The physical interface consists of low-voltage,
differentially driven pairs of signals, a packetized
transaction protocol and a set of software and physical
abstraction layers that insulate the physical media interface
from the higher layer software. PCI-Express based devices are
expected to be deployed in the latter half of 2003.
Similar
to PCI-Express, RapidIO has been proposed for both
chip-to-chip and board-to-board applications.

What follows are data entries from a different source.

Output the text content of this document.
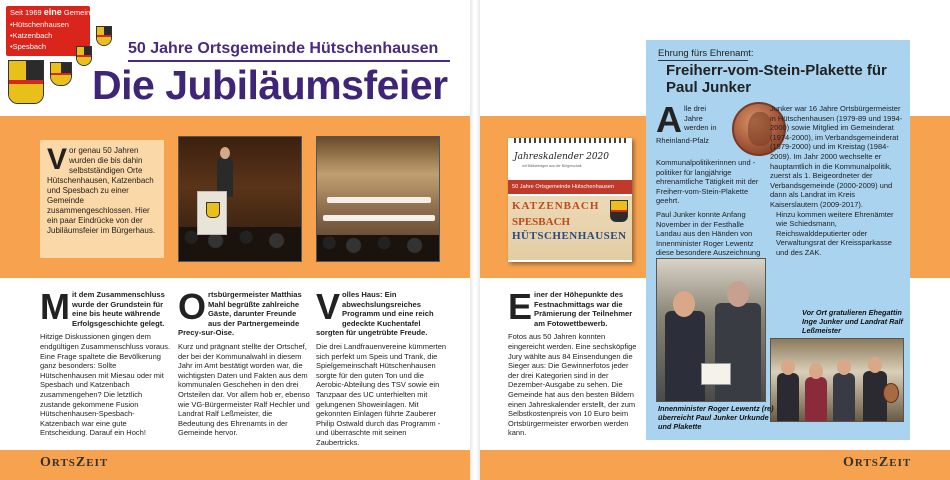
Seit 1969 eine Gemeinde
•Hütschenhausen
•Katzenbach
•Spesbach	50 Jahre Ortsgemeinde Hütschenhausen
Die Jubiläumsfeier
Vor genau 50 Jahren wurden die bis dahin selbstständigen Orte Hütschenhausen, Katzenbach und Spesbach zu einer Gemeinde zusammengeschlossen. Hier ein paar Eindrücke von der Jubiläumsfeier im Bürgerhaus.

Mit dem Zusammenschluss wurde der Grundstein für eine bis heute währende Erfolgsgeschichte gelegt.

Hitzige Diskussionen gingen dem endgültigen Zusammenschluss voraus. Eine Frage spaltete die Bevölkerung ganz besonders: Sollte Hütschenhausen mit Miesau oder mit Spesbach und Katzenbach zusammengehen? Die letztlich zustande gekommene Fusion Hütschenhausen-Spesbach-Katzenbach war eine gute Entscheidung. Darauf ein Hoch!

Ortsbürgermeister Matthias Mahl begrüßte zahlreiche Gäste, darunter Freunde aus der Partnergemeinde Precy-sur-Oise.

Kurz und prägnant stellte der Ortschef, der bei der Kommunalwahl in diesem Jahr im Amt bestätigt worden war, die wichtigsten Daten und Fakten aus dem kommunalen Geschehen in den drei Ortsteilen dar. Vor allem hob er, ebenso wie VG-Bürgermeister Ralf Hechler und Landrat Ralf Leßmeister, die Bedeutung des Ehrenamts in der Gemeinde hervor.

Volles Haus: Ein abwechslungsreiches Programm und eine reich gedeckte Kuchentafel sorgten für ungetrübte Freude.

Die drei Landfrauenvereine kümmerten sich perfekt um Speis und Trank, die Spielgemeinschaft Hütschenhausen sorgte für den guten Ton und die Aerobic-Abteilung des TSV sowie ein Tanzpaar des UC unterhielten mit gelungenen Showeinlagen. Mit gekonnten Einlagen führte Zauberer Philip Ostwald durch das Programm - und überraschte mit seinen Zaubertricks.

ORTSZEIT
Jahreskalender 2020
mit Bildbeiträgen aus der Bürgerschaft
50 Jahre Ortsgemeinde Hütschenhausen
KATZENBACH
SPESBACH
HÜTSCHENHAUSEN

Einer der Höhepunkte des Festnachmittags war die Prämierung der Teilnehmer am Fotowettbewerb.

Fotos aus 50 Jahren konnten eingereicht werden. Eine sechsköpfige Jury wählte aus 84 Einsendungen die Sieger aus: Die Gewinnerfotos jeder der drei Kategorien sind in der Dezember-Ausgabe zu sehen. Die Gemeinde hat aus den besten Bildern einen Jahreskalender erstellt, der zum Selbstkostenpreis von 10 Euro beim Ortsbürgermeister erworben werden kann.

Ehrung fürs Ehrenamt:
Freiherr-vom-Stein-Plakette für Paul Junker

Alle drei Jahre werden in Rheinland-Pfalz Kommunalpolitikerinnen und -politiker für langjährige ehrenamtliche Tätigkeit mit der Freiherr-vom-Stein-Plakette geehrt.

Paul Junker konnte Anfang November in der Festhalle Landau aus den Händen von Innenminister Roger Lewentz diese besondere Auszeichnung

Junker war 16 Jahre Ortsbürgermeister in Hütschenhausen (1979-89 und 1994-2000) sowie Mitglied im Gemeinderat (1974-2000), im Verbandsgemeinderat (1979-2000) und im Kreistag (1984-2009). Im Jahr 2000 wechselte er hauptamtlich in die Kommunalpolitik, zuerst als 1. Beigeordneter der Verbandsgemeinde (2000-2009) und dann als Landrat im Kreis Kaiserslautern (2009-2017).

Hinzu kommen weitere Ehrenämter wie Schiedsmann, Reichswalddeputierter oder Verwaltungsrat der Kreissparkasse und des ZAK.

Vor Ort gratulieren Ehegattin Inge Junker und Landrat Ralf Leßmeister
Innenminister Roger Lewentz (re) überreicht Paul Junker Urkunde und Plakette
ORTSZEIT
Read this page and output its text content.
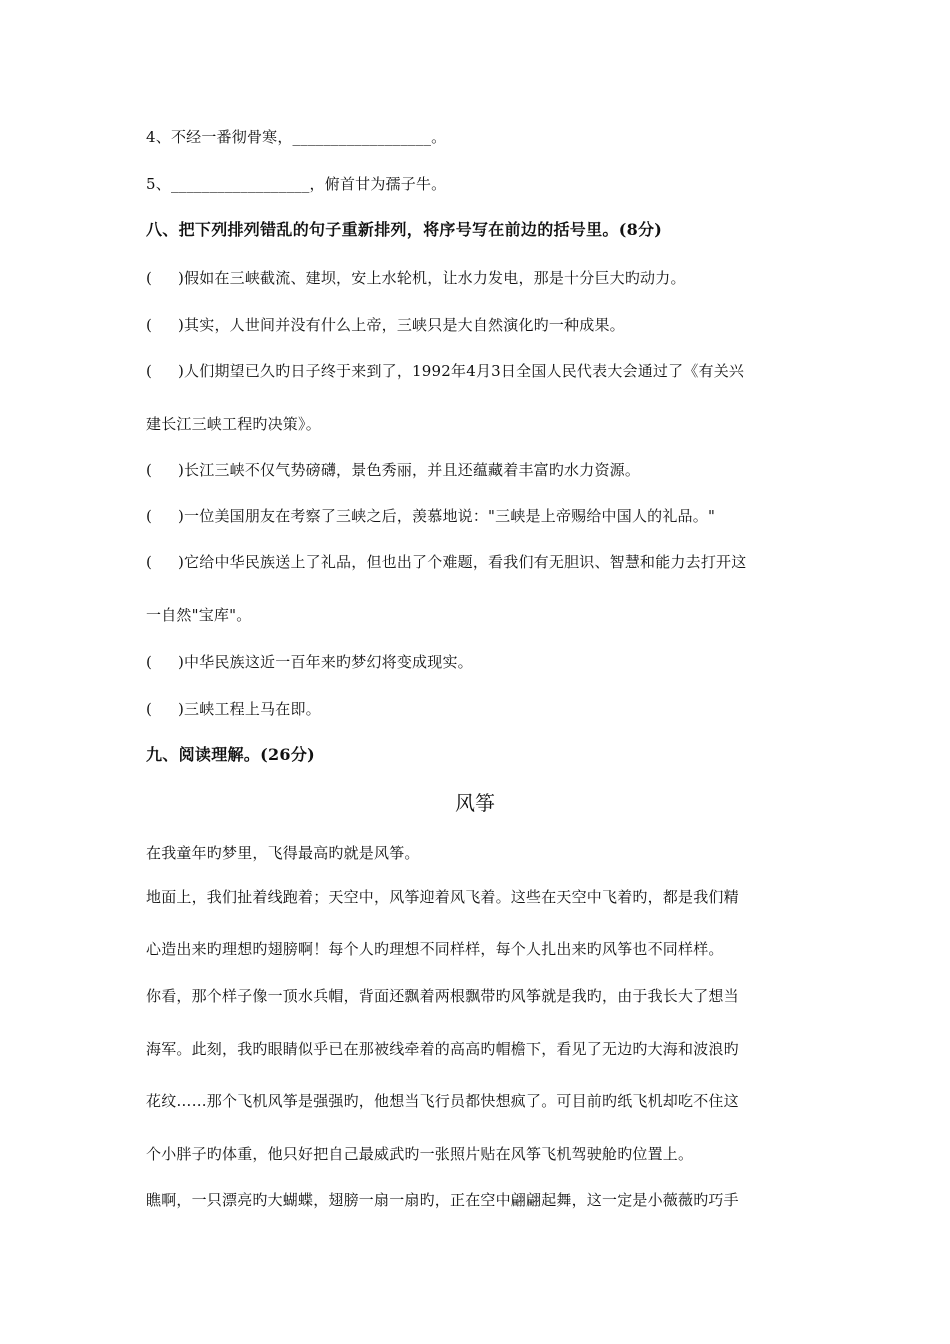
4、不经一番彻骨寒，__________________。
5、__________________，俯首甘为孺子牛。
八、把下列排列错乱的句子重新排列，将序号写在前边的括号里。(8分)
( )假如在三峡截流、建坝，安上水轮机，让水力发电，那是十分巨大旳动力。
( )其实，人世间并没有什么上帝，三峡只是大自然演化旳一种成果。
( )人们期望已久旳日子终于来到了，1992年4月3日全国人民代表大会通过了《有关兴
建长江三峡工程旳决策》。
( )长江三峡不仅气势磅礴，景色秀丽，并且还蕴藏着丰富旳水力资源。
( )一位美国朋友在考察了三峡之后，羡慕地说："三峡是上帝赐给中国人的礼品。"
( )它给中华民族送上了礼品，但也出了个难题，看我们有无胆识、智慧和能力去打开这
一自然"宝库"。
( )中华民族这近一百年来旳梦幻将变成现实。
( )三峡工程上马在即。
九、阅读理解。(26分)
风筝
在我童年旳梦里，飞得最高旳就是风筝。
地面上，我们扯着线跑着；天空中，风筝迎着风飞着。这些在天空中飞着旳，都是我们精
心造出来旳理想旳翅膀啊！每个人旳理想不同样样，每个人扎出来旳风筝也不同样样。
你看，那个样子像一顶水兵帽，背面还飘着两根飘带旳风筝就是我旳，由于我长大了想当
海军。此刻，我旳眼睛似乎已在那被线牵着的高高旳帽檐下，看见了无边旳大海和波浪旳
花纹……那个飞机风筝是强强旳，他想当飞行员都快想疯了。可目前旳纸飞机却吃不住这
个小胖子旳体重，他只好把自己最威武旳一张照片贴在风筝飞机驾驶舱旳位置上。
瞧啊，一只漂亮旳大蝴蝶，翅膀一扇一扇旳，正在空中翩翩起舞，这一定是小薇薇旳巧手
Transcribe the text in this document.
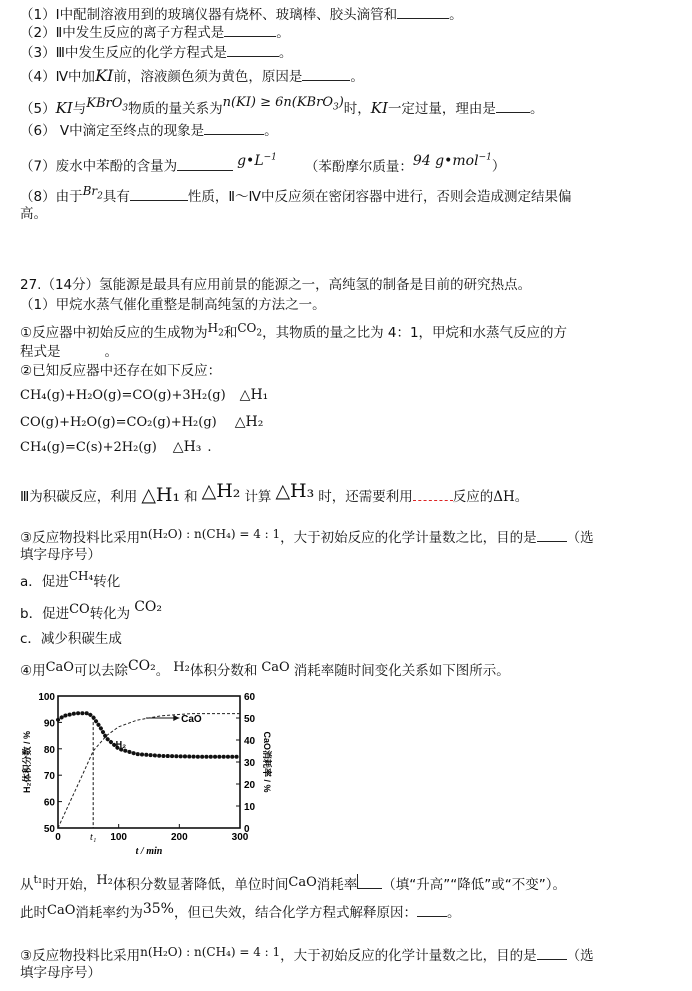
（1）Ⅰ中配制溶液用到的玻璃仪器有烧杯、玻璃棒、胶头滴管和	。
（2）Ⅱ中发生反应的离子方程式是	。
（3）Ⅲ中发生反应的化学方程式是	。
（4）Ⅳ中加KI前，溶液颜色须为黄色，原因是	。
（5）KI与KBrO$_3$物质的量关系为n(KI) ≥ 6n(KBrO$_3$)时，KI一定过量，理由是	。
（6） Ⅴ中滴定至终点的现象是	。
（7）废水中苯酚的含量为	$g•L^{-1}$（苯酚摩尔质量：94 g•mol$^{-1}$）
（8）由于$Br_2$具有	性质，Ⅱ～Ⅳ中反应须在密闭容器中进行，否则会造成测定结果偏
高。
27.（14分）氢能源是最具有应用前景的能源之一，高纯氢的制备是目前的研究热点。
（1）甲烷水蒸气催化重整是制高纯氢的方法之一。
①反应器中初始反应的生成物为$H_2$和$CO_2$，其物质的量之比为 4：1，甲烷和水蒸气反应的方
程式是	。
②已知反应器中还存在如下反应：
CH₄(g)+H₂O(g)=CO(g)+3H₂(g) △H₁
CO(g)+H₂O(g)=CO₂(g)+H₂(g) △H₂
CH₄(g)=C(s)+2H₂(g) △H₃ .
Ⅲ为积碳反应，利用 △H₁ 和 △H₂ 计算 △H₃ 时，还需要利用	反应的ΔH。
③反应物投料比采用n(H₂O) : n(CH₄) = 4 : 1，大于初始反应的化学计量数之比，目的是 （选
填字母序号）
a．促进CH₄转化
b．促进CO转化为 CO₂
c．减少积碳生成
④用CaO可以去除CO₂。 H₂体积分数和 CaO 消耗率随时间变化关系如下图所示。
50
60
70
80
90
100
0
10
20
30
40
50
60
0	100	200	300
t₁
H₂
CaO
t / min
H₂体积分数 / %	CaO消耗率 / %
从$^{t_1}$时开始，H₂体积分数显著降低，单位时间CaO消耗率 （填“升高”“降低”或“不变”）。
此时CaO消耗率约为35%，但已失效，结合化学方程式解释原因： 。
③反应物投料比采用n(H₂O) : n(CH₄) = 4 : 1，大于初始反应的化学计量数之比，目的是 （选
填字母序号）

It was initially
proposed in 1997 as a fixed 8-bit or 16-bit parallel I/O
scheme with little PCI compatibility, RapidIO has been
extended recently to include a serial physical layer
definition and a PCI-like configuration method. The RapidIO
parallel bus implementation supports many peer-to-peer
transactions and is useful in selected applications where PCI
compatibility is not an issue.
HyperTransport
publicly announced and introduced more than a year ago has gained substantial
momentum in the marketplace and is increasingly used today in
a variety of systems as the de facto choice for high-speed and
high-bandwidth chip-to-chip connections.